Adequate compensatie vereist maatwerk op het niveau van de pensioenregeling of van
de pensioenuitvoerder. Werkgevers en werknemers zullen dit per sector of onderneming
moeten bezien. Waar nodig kunnen zij aanvullende afspraken maken. Op regelingsniveau
moet ook in kaart worden gebracht wat de effecten van de transitie zijn voor verschillende
leeftijdsgroepen en in welke mate bronnen zijn ingezet voor de compensatie van de
leeftijdsgroepen.
Eén pensioenfonds met dezelfde regels voor nieuwe en bestaande aanspraken en rechten
heeft belangrijke voordelen voor de uitvoering, de uitlegbaarheid en de mogelijkheid
om mee- en tegenvallers te delen. Daarom is afgesproken dat de nieuwe pensioenopbouw
en de bestaande rechten zoveel mogelijk bij elkaar worden gehouden in één fonds. In
het standaard transitiepad worden bestaande rechten in beginsel omgezet naar het nieuwe
contract («invaren»), Dit betekent dat de regels van dat nieuwe contract ook van toepassing
worden op de bestaande rechten.
Wanneer invaren tot onevenredig nadeel zou leiden voor (een deel van) de belanghebbenden,
kan het pensioenfonds – na afstemming met sociale partners – onderbouwd afwijken van
het standaard transitiepad.
In het pensioenakkoord is aandacht gevraagd voor de transitie binnen bestaande premieregelingen,
waarbij geen compensatie kan worden geboden vanuit de overgang naar een nieuw contract.

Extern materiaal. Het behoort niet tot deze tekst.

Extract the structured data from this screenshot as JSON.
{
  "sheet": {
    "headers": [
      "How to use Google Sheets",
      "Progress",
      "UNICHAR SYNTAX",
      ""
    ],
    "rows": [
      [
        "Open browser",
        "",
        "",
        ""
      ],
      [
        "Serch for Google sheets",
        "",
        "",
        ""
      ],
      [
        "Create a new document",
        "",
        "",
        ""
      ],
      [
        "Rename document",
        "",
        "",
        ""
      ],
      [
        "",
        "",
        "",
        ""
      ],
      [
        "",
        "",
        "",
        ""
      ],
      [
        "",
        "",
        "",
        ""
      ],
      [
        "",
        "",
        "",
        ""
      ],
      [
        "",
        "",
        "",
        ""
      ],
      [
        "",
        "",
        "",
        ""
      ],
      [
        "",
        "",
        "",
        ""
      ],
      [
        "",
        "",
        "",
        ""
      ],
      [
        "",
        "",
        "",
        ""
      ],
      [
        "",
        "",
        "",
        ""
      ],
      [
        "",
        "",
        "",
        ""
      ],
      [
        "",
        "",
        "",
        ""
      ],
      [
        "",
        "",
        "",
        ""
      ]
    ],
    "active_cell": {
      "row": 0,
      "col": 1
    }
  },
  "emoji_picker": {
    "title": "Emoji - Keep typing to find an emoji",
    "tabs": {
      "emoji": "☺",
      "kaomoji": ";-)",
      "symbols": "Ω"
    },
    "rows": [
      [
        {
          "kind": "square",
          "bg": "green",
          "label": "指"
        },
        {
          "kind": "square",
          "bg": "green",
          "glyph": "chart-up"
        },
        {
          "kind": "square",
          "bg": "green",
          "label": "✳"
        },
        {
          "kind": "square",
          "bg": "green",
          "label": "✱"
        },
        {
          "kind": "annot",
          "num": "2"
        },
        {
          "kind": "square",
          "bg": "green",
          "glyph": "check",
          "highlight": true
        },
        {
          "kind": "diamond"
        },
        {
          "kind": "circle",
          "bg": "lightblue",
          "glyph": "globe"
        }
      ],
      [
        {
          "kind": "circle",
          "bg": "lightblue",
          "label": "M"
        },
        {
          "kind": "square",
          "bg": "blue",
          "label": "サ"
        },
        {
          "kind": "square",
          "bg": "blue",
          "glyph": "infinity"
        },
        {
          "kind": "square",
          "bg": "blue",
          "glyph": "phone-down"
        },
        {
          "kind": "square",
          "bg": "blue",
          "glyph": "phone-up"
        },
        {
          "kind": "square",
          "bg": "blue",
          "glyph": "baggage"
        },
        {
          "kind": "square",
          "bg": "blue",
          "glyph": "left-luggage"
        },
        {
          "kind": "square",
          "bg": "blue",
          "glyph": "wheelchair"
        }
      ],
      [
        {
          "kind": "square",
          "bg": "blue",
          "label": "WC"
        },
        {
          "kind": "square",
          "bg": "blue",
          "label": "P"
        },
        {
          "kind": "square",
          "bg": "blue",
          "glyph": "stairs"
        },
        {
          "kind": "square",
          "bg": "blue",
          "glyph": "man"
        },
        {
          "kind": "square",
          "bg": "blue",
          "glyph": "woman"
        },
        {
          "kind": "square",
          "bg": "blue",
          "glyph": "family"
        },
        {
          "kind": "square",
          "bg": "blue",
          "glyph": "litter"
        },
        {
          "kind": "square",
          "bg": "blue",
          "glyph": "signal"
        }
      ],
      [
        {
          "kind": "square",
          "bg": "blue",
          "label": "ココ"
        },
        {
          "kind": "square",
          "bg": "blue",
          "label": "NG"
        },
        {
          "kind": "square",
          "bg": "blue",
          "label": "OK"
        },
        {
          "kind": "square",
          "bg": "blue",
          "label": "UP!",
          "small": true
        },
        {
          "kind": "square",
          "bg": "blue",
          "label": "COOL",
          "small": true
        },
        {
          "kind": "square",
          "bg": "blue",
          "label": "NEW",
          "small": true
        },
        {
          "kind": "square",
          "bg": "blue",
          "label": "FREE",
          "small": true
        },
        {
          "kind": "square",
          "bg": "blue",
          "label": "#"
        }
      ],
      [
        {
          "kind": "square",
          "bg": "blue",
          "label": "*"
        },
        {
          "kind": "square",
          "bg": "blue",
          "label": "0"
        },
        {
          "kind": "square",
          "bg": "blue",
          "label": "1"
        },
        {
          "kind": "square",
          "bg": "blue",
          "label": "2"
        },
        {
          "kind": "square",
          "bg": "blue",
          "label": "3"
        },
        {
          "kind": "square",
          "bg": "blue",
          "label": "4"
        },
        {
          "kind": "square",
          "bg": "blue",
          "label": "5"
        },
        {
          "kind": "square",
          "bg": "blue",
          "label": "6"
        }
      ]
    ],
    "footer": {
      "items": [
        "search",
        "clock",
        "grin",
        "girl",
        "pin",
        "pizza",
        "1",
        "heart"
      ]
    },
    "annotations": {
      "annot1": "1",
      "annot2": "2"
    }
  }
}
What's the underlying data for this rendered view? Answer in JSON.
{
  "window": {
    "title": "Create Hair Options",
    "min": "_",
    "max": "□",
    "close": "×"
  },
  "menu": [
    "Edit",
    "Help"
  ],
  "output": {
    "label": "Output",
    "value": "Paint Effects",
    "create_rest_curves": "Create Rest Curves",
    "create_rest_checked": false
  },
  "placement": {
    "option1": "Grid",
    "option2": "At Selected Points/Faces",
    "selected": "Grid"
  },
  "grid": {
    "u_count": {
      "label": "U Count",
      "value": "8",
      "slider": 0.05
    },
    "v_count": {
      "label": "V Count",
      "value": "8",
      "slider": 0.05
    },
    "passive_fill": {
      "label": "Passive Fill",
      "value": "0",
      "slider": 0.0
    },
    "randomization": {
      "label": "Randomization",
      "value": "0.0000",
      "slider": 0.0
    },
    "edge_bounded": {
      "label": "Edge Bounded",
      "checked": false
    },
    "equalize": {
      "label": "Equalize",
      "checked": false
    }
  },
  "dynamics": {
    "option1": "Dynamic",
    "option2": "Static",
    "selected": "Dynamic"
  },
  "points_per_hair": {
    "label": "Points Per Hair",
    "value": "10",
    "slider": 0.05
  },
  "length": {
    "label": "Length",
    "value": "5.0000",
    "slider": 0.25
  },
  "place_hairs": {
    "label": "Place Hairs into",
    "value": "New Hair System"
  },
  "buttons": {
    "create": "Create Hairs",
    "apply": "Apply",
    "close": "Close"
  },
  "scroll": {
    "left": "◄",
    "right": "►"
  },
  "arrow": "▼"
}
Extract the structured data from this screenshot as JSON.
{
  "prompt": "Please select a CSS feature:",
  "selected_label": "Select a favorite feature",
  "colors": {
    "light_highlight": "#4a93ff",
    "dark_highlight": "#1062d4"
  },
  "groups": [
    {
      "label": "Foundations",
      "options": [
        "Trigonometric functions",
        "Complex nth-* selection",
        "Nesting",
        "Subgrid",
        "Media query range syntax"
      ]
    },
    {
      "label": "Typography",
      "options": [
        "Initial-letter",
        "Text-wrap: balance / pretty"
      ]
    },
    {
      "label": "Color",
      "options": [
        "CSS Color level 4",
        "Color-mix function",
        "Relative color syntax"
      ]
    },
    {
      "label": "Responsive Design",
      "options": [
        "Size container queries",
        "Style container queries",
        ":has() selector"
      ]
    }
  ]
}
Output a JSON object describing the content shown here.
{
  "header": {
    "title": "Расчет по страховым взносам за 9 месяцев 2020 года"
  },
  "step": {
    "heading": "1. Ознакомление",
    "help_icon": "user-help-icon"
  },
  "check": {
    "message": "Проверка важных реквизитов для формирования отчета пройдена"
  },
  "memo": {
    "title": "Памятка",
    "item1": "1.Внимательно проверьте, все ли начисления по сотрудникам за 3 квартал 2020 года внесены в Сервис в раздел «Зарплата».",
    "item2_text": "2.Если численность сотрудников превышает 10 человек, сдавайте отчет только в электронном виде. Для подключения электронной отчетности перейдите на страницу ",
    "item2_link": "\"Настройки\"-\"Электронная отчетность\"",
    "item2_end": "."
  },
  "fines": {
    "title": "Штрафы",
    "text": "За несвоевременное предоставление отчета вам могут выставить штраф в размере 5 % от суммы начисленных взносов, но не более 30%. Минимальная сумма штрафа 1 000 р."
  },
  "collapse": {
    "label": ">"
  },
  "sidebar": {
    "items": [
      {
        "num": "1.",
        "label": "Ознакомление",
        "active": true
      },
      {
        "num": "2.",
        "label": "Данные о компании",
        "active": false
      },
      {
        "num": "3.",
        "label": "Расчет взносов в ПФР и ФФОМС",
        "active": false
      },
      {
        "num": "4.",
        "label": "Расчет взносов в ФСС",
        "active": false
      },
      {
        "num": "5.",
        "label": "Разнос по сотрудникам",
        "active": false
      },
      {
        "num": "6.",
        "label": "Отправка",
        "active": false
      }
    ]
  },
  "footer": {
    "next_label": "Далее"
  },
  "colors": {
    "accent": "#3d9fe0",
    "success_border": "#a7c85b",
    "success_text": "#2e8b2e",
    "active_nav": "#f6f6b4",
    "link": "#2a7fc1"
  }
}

Nader onderzoek en berekeningen laten zien dat de overstap van een premieovereenkomst
met een in leeftijd oplopend premiepercentage naar een premieovereenkomst met een
voor iedereen gelijk premiepercentage in de meeste gevallen niet binnen de randvoorwaarden
van adequate en kostenneutrale compensatie mogelijk is. Het zou tot fors hogere premies
en/of lagere pensioenresultaten leiden. Voor deze regelingen wordt daarom gekozen
voor een langere uitfasering in de tijd. Werkgevers kunnen ervoor kiezen om bestaande
deelnemers in premieregelingen met een progressieve premie te blijven faciliteren.
Nieuwe deelnemers in bestaande en nieuwe premieregelingen dienen per uiterlijk 1 januari
2026 een leeftijdsonafhankelijke premie te ontvangen. Zij starten in de nieuwe systematiek
en bouwen pensioen op met de vlakke premiesystematiek.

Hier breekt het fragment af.